こちらも消毒薬と同様に細菌数を減少させるための成分です。調合されている抗菌薬は繋皹やフレグモーネの原因菌に効果があるものが用いられておりこれらの疾患の予防に役立つと考えられています。フレグモーネは肉眼では見つけられないほど小さな皮膚の創から細菌が皮下組織に混入することで起こると考えられており、原因特定できないことが多いです(参考文献3)。そのため、皮膚バリアが低下した部位の感染制御を補助する目的で抗菌薬を塗布してあげることは有用な手段かもしれません。さらに、抗菌薬を全身投与するよりも副作用も低減できる可能性があります。

 ③ザーネ軟膏のビタミンAで治癒促進

ビタミンAの一般的な効果は皮膚のターンオーバーや乾燥肌を改善すると言われており、皮膚へのダメージ回復を促す効果があります。

 ④ラノリンによる保湿効果UP!

ラノリンは動物の皮脂腺から分泌される蝋で、肌への浸透性が良いため保湿効果を高く保って皮膚のバリア機能を維持する働きがあります。

 

以上、繋皹軟膏について詳しく書いてきましたが、この軟膏は臨床試験が行われていないためどれ程の効果をもたらしているのかは正直わかりません。ただ、使用している方の評判がいいことを考えると効果があるのではないかと私は感じています。
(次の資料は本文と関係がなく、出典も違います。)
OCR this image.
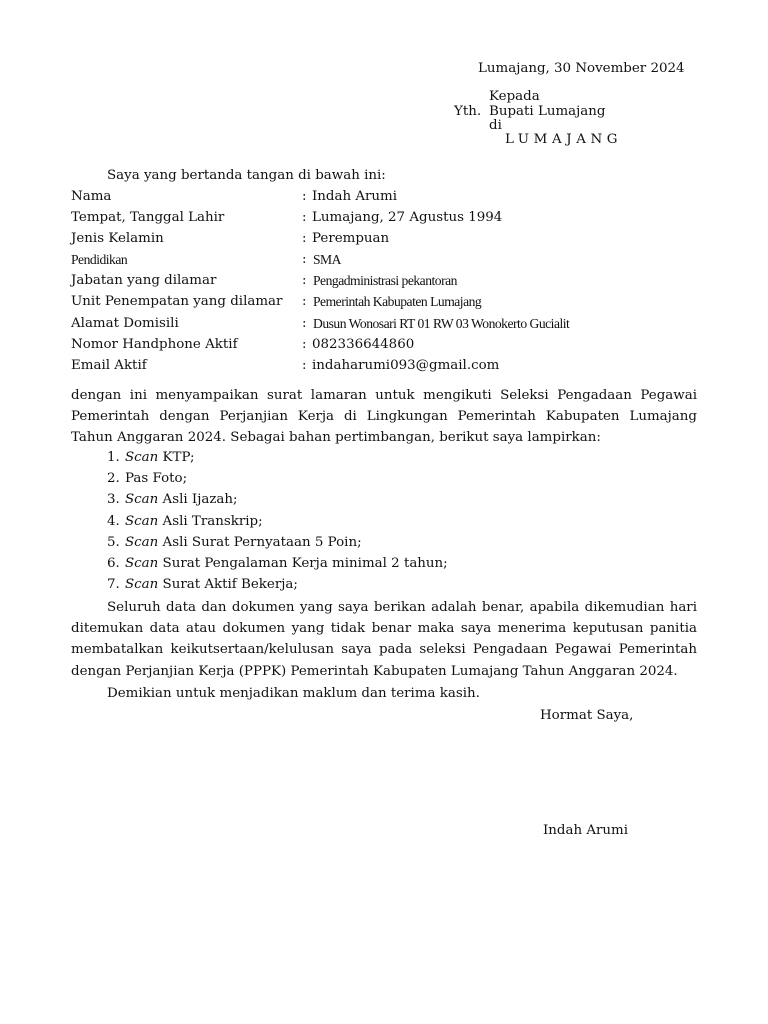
Lumajang, 30 November 2024
Kepada
Yth. Bupati Lumajang
di
LUMAJANG
Saya yang bertanda tangan di bawah ini:
Nama	: Indah Arumi
Tempat, Tanggal Lahir	: Lumajang, 27 Agustus 1994
Jenis Kelamin	: Perempuan
Pendidikan	: SMA
Jabatan yang dilamar	: Pengadministrasi pekantoran
Unit Penempatan yang dilamar : Pemerintah Kabupaten Lumajang
Alamat Domisili	: Dusun Wonosari RT 01 RW 03 Wonokerto Gucialit
Nomor Handphone Aktif	: 082336644860
Email Aktif	: indaharumi093@gmail.com
dengan ini menyampaikan surat lamaran untuk mengikuti Seleksi Pengadaan Pegawai Pemerintah dengan Perjanjian Kerja di Lingkungan Pemerintah Kabupaten Lumajang Tahun Anggaran 2024. Sebagai bahan pertimbangan, berikut saya lampirkan:
1. Scan KTP;
2. Pas Foto;
3. Scan Asli Ijazah;
4. Scan Asli Transkrip;
5. Scan Asli Surat Pernyataan 5 Poin;
6. Scan Surat Pengalaman Kerja minimal 2 tahun;
7. Scan Surat Aktif Bekerja;
Seluruh data dan dokumen yang saya berikan adalah benar, apabila dikemudian hari ditemukan data atau dokumen yang tidak benar maka saya menerima keputusan panitia membatalkan keikutsertaan/kelulusan saya pada seleksi Pengadaan Pegawai Pemerintah dengan Perjanjian Kerja (PPPK) Pemerintah Kabupaten Lumajang Tahun Anggaran 2024.
Demikian untuk menjadikan maklum dan terima kasih.
Hormat Saya,
Indah Arumi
実はウマに限らずヒトの臨床現場でも経験則から培われたこのような治療法が多く存在します。中には成績が悪く廃れてしまう治療法もあれば、今回紹介した軟膏のように10年以上にわたって使用されるものもあります。これらについて学術的な評価を行っていくことも本研究室の役目の1つなので、これからも色々な研究を推進していこうと思います。

 

 

参考文献

1.繋皹についての過去の調査(外部リンク)

https://www.b-t-c.or.jp/btc_p300/btcn/btcn82/btcn082-04.pdf


2. J Am Vet Med Assoc. 2007 Dec 1;231(11):1696-703. doi:10.2460/javma.231.11.1696.

3. Vet Rec. 2008 Feb 23;162(8):233-6. doi: 10.1136/vr.162.8.233.